Learn how to become an empathetic, attentive, and active listener with the listening skills exercises listed below. You can also review this guide on the numerous components of the listening process for reference, or learn how to improve your general communications skills in one day with this guide.

A Game of Telephone

Telephone might be considered a child’s game, but it’s actually a very useful exercise in communication that those working to improve their own or their team’s listening skills can benefit from greatly. The rules are simple, but altered slightly to shed additional light on the importance of active listening, and how information can become distorted as a result of laziness, inattentiveness, and passivity… all enemies of effective communication.

To start the game, participants should stand in a line, or a circle. One person begins the game by whispering a sentence to the person after them. This sentence should be prepared beforehand, by someone moderating the game, but it should only be known to the person starting the game. The person who received the messages should then whisper it to the person after them, and so on.

By the time it gets to the final person in the group, they should say the message aloud. The first person will read the sentence they were given, and participants can note how much the two have changed. It’s very unlikely, especially in large groups, that the message has not been altered at least a little bit.
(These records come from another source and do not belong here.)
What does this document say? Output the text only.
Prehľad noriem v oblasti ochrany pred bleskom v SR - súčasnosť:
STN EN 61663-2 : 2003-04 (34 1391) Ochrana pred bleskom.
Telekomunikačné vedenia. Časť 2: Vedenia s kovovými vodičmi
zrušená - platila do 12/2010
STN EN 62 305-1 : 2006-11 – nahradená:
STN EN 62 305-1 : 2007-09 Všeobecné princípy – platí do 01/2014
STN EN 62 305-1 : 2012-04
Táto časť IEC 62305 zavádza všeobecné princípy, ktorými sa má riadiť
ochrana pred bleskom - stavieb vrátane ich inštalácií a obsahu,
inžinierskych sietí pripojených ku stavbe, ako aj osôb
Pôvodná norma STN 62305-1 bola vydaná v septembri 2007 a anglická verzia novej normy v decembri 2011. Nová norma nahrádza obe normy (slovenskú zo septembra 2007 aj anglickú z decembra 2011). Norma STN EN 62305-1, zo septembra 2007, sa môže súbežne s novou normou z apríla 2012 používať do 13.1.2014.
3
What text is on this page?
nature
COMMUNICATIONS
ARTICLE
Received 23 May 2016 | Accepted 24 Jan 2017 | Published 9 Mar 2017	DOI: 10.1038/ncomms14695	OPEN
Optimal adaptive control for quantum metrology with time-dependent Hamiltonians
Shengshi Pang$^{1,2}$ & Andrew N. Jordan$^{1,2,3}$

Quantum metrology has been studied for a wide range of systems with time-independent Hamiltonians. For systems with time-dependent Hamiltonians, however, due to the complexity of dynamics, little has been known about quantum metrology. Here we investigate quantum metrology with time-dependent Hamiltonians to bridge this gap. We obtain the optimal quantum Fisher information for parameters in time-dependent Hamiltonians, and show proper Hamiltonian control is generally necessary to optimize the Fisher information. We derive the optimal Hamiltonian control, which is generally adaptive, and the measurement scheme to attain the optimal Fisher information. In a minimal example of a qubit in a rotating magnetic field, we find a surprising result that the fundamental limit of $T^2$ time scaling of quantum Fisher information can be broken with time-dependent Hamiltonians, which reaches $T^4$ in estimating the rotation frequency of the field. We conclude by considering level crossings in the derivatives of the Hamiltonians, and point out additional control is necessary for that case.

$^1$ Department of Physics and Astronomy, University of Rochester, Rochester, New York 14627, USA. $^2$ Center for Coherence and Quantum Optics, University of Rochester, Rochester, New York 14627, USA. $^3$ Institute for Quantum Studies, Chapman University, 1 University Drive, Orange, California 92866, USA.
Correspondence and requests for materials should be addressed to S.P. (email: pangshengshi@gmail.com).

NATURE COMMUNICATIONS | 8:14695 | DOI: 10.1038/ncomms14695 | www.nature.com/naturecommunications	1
The additional rule teams can add to make this exercise more lucid is for each participant to keep a small note card. After they hear the message – not during, but after – they should write down what they heard, and read it to the person next to them. This way, any slight change in the message is down on paper, and the group moderator can post these note cards up in front of the room. Then, the team can study how subtle changes in word use, slight additions or eliminations, can significantly alter the meaning of any message.

Check out this guide for similar communication activities, that stress both good listening and good articulation.

Selective Listening

Selective listening is the act of hearing and interpreting only parts of a message that seem relevant to you, while ignoring or devaluing the rest. Often, selective listeners will form arguments before they’ve heard the full story, making them not only poor listeners, but poor speakers too!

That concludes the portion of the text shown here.